I agreed and still agree with him.
Those of you who have read novels by Richard Powers know him to be a writer of daunting erudition, of wide-ranging inquisitiveness, and of utterly original narrative instincts. His prior eleven books have offered exquisite insights into everything from music (in works such as The Gold Bug Variations, In the Time of Our Singing, and Orfeo—novels that also investigate genetics, racism, and bio-terrorism, respectively) to virtual reality (as in Plowing the Dark, which is set in such different locales as Seattle and Beirut); from artificial intelligence (as in Galatea 2.2, in which a Pygmalion-like experiment goes badly amiss) to commerce, chemicals, and cancer (as with Gain from 1998, which won the James Fenimore Cooper Prize for Best Historical Fiction); from photography (as in his tour de force first novel from 1985, Three Farmers on Their Way to a Dance, which also addressed everything from the life of Henry Ford to the nature of war) to the enigmatic nature of cognition, memory, and reality as in The Echo Maker, his memorably moving novel that won the National Book Award in 2006.
When he wrote me last fall that his new novel, The Overstory, was “about trees” I was curious, intrigued. Nature had often been a presence in his writings, but we’d never to my recollection discussed trees. That said, I’ve learned never to be surprised by developments in Rick’s polymathic interests, and when I read a galley of The Overstory over the holidays, I recognized that many of his earlier themes were present, with the additional, crucial subject of our forests’, and therefore our planet’s, survival. Here was a masterful resurrection of what had come before, newly charged with an essential story about the ominous directions in which we humans are headed while greedily, ignorantly, even blithely destroying our only home, Earth.

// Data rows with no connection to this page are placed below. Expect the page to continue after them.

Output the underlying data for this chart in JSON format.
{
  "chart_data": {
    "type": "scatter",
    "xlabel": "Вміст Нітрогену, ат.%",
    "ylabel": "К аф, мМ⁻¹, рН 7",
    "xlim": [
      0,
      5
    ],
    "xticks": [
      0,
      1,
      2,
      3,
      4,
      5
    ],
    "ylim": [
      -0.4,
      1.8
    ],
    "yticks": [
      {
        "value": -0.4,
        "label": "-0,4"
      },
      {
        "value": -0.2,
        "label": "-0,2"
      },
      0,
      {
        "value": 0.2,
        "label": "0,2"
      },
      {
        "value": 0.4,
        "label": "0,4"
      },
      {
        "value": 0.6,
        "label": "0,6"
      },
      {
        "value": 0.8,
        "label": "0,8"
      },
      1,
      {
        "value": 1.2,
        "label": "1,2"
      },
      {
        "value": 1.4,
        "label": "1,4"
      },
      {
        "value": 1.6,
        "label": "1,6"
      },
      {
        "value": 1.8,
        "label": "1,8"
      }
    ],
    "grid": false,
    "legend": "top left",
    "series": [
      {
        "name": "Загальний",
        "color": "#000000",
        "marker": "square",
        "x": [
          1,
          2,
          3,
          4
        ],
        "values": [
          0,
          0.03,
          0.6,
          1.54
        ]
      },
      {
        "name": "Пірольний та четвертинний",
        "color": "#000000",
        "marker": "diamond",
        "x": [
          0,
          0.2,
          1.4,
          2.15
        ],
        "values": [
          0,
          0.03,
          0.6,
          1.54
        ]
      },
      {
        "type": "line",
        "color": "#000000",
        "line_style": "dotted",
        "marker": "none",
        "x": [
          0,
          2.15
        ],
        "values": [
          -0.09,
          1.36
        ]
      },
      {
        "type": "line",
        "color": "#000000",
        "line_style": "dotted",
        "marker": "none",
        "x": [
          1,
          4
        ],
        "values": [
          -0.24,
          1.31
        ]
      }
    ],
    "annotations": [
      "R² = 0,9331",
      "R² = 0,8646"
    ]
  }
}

The Overstory eludes quick description. The book begins with eight very different stories of people like Nick Hoel, who continues the quixotic habit begun by his Iowa farmer forefathers of repeatedly photographing a chestnut tree that has miraculously survived the blight that killed most American chestnuts, and of Douglas Pavlicek, a Vietnam war load-master on a C-130 whose life is saved when he falls out of the sky into the arms of a banyan tree after his aircraft is hit by flak. We meet Olivia Vandergriff, a college student who nearly dies of electrocution while high on dope, but then begins to hear voices that direct her to go west where she evolves into an eco-warrior who risks everything to fight in the Northwest timber wars to save the redwoods from annihilation at the hands of logging companies. And we encounter Patricia Westerford who has a passing resemblance to Jane Goodall, although her almost mystical expertise is about trees, their secret behaviors and communications. These disparate lives, and those of many other characters, converge around the central idea that trees not only share our biological DNA, but are essential to life itself. The Overstory is threaded through with ideas about evolution and ecology, and while it is sometimes idealistic it is also steel-eyed in its depictions of death, betrayal, hopes, consequences. In a conversation Rick and I had that was published in Conjunctions:34, he memorably said, “Art is a way of saying what it means to be alive, and the most salient feature of existence is the unthinkable odds against it. For every way that there is of being here, there are an infinity of ways of not being here.” It’s a worldview embraced and embodied in The Overstory, a masterpiece that reminds us that one of those infinite ways of not being here can be assured, quite simply, by failing to preserve our struggling and sentient forests.